Misericordia y perdón

 

El papa Francisco no cesa pacientemente, en su predicación escrita y oral, de subrayar la importancia de perdonar y de pedir perdón, como elementos fundamentales para construir una sociedad bien cimentada en la caridad, la humildad y el respeto mutuo.

Precisamente, en estas semanas del mes de los difuntos que vamos a vivir y del día de todos los santos, vale la pena releer las ideas del santo Padre. Así traemos a colación el interesante trabajo del  historiador de la Teología del sacramento de la confesión el profesor Arturo Blanco, en un trabajo luminoso sobre la penitencia: “Para los hombres el perdón es una realidad ardua, a veces difícil de entender y, aún más de practicar. Los hombres tienden a ser inclementes con los demás e incluso consigo mismos. No es raro que la desesperación les arranque la comprensión de los errores ajenos y también de los propios. Sólo Dios sabe perdonar todo y perdonar siempre” (14).

Enseguida descendía a la conversión personal en el sacramento de la confesión, pues quien experimenta en primera persona el perdón misericordioso de Dios puede convertirse en testigo de la paz y de la esperanza.
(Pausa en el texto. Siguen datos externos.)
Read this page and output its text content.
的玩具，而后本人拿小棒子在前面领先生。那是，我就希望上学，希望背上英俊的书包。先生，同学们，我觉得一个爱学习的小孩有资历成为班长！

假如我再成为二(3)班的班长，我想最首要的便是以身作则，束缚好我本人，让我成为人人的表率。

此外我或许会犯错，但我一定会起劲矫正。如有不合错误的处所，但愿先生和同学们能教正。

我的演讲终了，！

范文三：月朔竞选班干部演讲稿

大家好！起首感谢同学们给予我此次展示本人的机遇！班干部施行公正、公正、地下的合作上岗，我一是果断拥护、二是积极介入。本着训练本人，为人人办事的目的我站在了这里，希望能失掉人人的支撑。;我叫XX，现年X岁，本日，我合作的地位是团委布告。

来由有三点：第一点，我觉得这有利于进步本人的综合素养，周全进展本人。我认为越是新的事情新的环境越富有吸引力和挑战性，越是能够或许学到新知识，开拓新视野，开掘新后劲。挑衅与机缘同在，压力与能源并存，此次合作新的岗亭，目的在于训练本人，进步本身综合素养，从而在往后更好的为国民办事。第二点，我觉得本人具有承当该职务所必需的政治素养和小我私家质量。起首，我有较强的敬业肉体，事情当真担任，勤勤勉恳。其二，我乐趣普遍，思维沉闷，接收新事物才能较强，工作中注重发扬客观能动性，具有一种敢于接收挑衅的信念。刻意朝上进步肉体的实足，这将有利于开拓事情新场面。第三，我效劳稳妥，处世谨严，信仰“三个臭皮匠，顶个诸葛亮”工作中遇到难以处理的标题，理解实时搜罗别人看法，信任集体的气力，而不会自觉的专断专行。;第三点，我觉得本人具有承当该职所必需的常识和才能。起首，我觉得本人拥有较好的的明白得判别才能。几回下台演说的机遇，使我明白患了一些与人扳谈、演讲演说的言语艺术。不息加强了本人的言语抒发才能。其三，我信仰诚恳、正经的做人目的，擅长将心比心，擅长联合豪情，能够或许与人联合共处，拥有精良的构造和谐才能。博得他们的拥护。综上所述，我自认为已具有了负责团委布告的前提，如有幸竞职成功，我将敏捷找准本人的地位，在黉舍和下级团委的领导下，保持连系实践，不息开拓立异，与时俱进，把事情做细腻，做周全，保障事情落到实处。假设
Así mismo el profesor Blanco se detiene en las facilidades que Dios nos ha dado para acudir a la confesión, la facilidad con la que Dios nos perdona y lo accesible que nos resulta decir los pecados a un sacerdote, hombre como nosotros, que a la vez nos perdona en nombre y en la persona de Jesucristo: “Es un gran misterio que el perdón de Dios sea concedido a los hombres por medio de otro hombre: eso es aún más sorprendente, es un gran sacramento” (14).

También hemos de recordar las sabias palabras de san Agustín, cuando señalaba que al oír las palabras del mismo Cristo: “yo te absuelvo”, podemos estar bien seguros de haber sido perdonados y eso devuelve la paz a nuestras almas.

Es interesante recordar estas enseñanzas sencillas y claras: “El perdón divino resulta incomprensible al hombre también porque su corazón es mezquino. Así se explica que haya habido, entre los cristianos, quienes pensaron que algunos pecados no admitían perdón, al menos sobre esta tierra; y que fuese necesario reafirmar en diversas ocasiones que el perdón divino no conoce límites provenientes del tipo de ofensa o de su número. La mezquindad humana lleva también a abusar de ese perdón; por eso, la Iglesia ha tenido que exigir a veces especiales condiciones antes de conceder el perdón que administraba en nombre de Dios” (15).

Es importante citar en este punto al profesor José Antonio Íñiguez, especialista en historia antigua, quien en un simposio celebrado en 1987 en la Universidad de Navarra sobre la Exhortación apostólica Reconciliatio et poenitentia, recogía muchos testimonios de los Hechos de los Apóstoles, de los Padres de la Iglesia ,para mostrar como la confesión sacramental auricular y secreta, era algo habitual, entre los primeros cristianos, por ejemplo decía san Juan, hablando del amor paterno de Dios, en su primera epístola: “Si confesáremos nuestros pecados, fiel es y justo para perdonarnos los pecados y purificarnos de toda iniquidad (…). Hijitos míos, es escribo esto para que no pequéis; pero si alguno pecare, tenemos abogado ante el Padre, a Jesucristo Justo” (1 Io 1,9; 2,1). Son palabras que conectan con la carta del papa Inocencio I a Decencio de Gubbio: “es responsabilidad del sacerdote juzgar la gravedad de los pecados; por eso considere bien la confesión del penitente, el llanto y las lágrimas de los que se arrepienten, y luego absuélvalos con una adecuada satisfacción” (PL 20, 559).

Así nos recordará nuestro autor, como una conclusión: “Ver el sacramento como un juicio -de misericordia y de perdón- permitía conjugar a la vez esos dos principios (actos del penitente y la absolución del sacerdote) de manera comprensible  y sin anular el misterio que encierran” (94).

Y terminará con una llamada al crecimiento en el amor: “La simple frecuencia de la confesión no basta para garantizar el desarrollo y el progreso de la vida cristiana; lo consigue eficazmente solamente cuando va unida a un verdadero proyecto de lucha ascética personal por servir a Dios y a los demás; de otro modo, esa práctica puede dar paso a situaciones de falsa devoción y de celo sólo aparente” (140).

José Carlos Martín de la Hoz

Arturo Blanco, Historia del confesonario, de. Rialp, Madrid 2000, 217 pp.